Health Informatics J. 2019 Dec;25(4):1314-1324. doi: 10.1177/1460458217754242. Epub 2018 Feb 5.
Waterpipe tobacco smoking has grown in popularity among US college students and is associated with serious health risks. Much of the waterpipe tobacco smoking takes place in establishments such as "hookah bars" or in lounge settings. Web-based data platforms such as Yelp have demonstrated utility in locating these establishments but are prone to over- and underestimation. The purpose of this study was to optimize strategies for algorithmically estimating the prevalence of waterpipe tobacco smoking establishments. We conducted searches for potential waterpipe tobacco smoking establishments near highly residential US universities ( = 41). Of 521 potential establishments, independent coders confirmed 257 as permitting waterpipe tobacco smoking. We compared four strategies for using Yelp metadata to estimate the number of confirmed waterpipe tobacco smoking establishments by location. An accuracy-weighted approach generated estimates that closely matched confirmed data without significant over- or underestimation. The use of algorithms such as these may dramatically improve the feasibility and efficacy of future research linking environmental data and health outcomes.

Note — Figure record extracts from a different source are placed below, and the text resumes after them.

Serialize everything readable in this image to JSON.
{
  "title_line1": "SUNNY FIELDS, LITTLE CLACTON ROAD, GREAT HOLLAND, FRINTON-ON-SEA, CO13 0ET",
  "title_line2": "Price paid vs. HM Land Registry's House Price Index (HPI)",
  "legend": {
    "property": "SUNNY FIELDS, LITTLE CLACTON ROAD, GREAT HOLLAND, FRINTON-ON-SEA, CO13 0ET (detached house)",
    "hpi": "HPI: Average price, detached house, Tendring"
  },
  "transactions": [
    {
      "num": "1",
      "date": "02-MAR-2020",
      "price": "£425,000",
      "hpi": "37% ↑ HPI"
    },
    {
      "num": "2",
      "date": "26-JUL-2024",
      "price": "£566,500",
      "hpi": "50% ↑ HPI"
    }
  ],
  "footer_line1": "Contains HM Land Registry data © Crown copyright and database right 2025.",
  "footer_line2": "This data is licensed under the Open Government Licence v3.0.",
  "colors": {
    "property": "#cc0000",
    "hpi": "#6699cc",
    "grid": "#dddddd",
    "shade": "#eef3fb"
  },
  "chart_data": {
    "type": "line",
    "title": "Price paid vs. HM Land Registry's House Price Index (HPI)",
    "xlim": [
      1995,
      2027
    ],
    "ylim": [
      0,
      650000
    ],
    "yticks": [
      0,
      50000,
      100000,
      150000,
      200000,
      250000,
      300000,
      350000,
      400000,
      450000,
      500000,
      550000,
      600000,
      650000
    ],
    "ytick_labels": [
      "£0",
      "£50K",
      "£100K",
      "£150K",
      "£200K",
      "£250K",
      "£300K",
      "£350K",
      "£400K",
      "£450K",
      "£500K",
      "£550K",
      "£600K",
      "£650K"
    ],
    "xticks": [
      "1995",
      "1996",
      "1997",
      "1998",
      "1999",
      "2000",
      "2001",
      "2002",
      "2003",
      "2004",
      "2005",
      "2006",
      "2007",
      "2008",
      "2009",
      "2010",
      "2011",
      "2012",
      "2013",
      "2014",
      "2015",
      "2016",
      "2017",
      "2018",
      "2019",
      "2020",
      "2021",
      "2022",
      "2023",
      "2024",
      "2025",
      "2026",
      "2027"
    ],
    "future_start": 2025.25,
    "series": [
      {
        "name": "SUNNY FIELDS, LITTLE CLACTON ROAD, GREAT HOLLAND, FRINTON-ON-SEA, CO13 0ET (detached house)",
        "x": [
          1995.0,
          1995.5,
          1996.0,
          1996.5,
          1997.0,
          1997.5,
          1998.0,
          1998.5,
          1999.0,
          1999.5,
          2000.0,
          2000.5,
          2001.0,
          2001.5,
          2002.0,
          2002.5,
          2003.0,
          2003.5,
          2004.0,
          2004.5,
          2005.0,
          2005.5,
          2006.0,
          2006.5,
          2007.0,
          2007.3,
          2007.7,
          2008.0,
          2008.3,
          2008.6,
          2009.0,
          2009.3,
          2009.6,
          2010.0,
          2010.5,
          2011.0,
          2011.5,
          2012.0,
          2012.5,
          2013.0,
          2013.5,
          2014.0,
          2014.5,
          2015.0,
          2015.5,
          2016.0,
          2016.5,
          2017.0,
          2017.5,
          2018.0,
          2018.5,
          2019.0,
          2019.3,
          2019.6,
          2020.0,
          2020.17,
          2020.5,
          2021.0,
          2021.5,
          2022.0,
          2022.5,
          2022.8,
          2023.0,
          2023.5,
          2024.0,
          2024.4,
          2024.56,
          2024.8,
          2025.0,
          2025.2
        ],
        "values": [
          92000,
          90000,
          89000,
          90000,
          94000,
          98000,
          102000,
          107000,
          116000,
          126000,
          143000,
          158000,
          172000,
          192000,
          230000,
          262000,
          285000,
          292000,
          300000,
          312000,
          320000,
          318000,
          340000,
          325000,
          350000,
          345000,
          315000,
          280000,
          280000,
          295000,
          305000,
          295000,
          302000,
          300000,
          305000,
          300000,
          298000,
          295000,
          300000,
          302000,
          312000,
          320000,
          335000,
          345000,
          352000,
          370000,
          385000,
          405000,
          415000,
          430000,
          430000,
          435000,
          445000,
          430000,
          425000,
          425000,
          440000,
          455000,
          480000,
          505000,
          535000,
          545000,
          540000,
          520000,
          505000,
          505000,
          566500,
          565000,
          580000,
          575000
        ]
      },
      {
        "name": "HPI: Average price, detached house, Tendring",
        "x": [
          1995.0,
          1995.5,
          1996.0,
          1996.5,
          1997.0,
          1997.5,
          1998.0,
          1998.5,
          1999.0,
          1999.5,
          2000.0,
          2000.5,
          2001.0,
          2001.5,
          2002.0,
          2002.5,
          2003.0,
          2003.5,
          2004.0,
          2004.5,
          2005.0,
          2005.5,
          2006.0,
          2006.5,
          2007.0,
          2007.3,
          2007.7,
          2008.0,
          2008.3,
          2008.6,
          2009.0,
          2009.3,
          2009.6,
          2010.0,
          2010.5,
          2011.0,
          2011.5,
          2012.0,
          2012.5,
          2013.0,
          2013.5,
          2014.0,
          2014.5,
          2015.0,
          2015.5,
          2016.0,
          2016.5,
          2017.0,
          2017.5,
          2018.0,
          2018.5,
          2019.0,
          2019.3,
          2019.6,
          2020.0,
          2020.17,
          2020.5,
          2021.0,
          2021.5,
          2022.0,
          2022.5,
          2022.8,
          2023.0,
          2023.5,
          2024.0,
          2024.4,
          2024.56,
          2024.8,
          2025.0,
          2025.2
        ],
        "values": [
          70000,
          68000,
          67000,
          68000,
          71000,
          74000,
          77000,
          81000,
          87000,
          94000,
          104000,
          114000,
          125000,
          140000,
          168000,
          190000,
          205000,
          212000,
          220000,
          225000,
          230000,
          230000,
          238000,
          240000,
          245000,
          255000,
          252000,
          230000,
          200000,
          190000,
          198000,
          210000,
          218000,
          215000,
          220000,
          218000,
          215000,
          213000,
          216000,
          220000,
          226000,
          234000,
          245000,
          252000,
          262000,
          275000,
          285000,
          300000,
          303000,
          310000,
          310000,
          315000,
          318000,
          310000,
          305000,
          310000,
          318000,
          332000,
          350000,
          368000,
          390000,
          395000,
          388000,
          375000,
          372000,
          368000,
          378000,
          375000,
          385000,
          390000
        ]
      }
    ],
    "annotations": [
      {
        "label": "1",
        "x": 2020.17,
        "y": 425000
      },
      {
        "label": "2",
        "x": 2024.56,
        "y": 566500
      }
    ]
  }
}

水烟烟草在美大学生中越来越流行,与严重的健康风险相关。水烟烟草的大部分吸食发生在“水烟吧”或休息室等场所。基于网络的数据平台,如 Yelp,已经证明了在定位这些场所方面的实用性,但也容易出现过高和过低的估计。本研究的目的是优化算法估算水烟烟草吸食场所流行率的策略。我们在美国多所大学附近( = 41)进行了水烟烟草吸食场所的搜索。在 521 个潜在的场所中,独立的编码员确认了 257 个允许吸食水烟烟草的场所。我们比较了四种利用 Yelp 元数据来估算按地点确认的水烟烟草吸食场所数量的策略。一种准确性加权的方法生成的估计值与确认数据非常匹配,没有明显的过高或过低估计。这些算法的使用可能会极大地提高未来将环境数据与健康结果联系起来的研究的可行性和效果。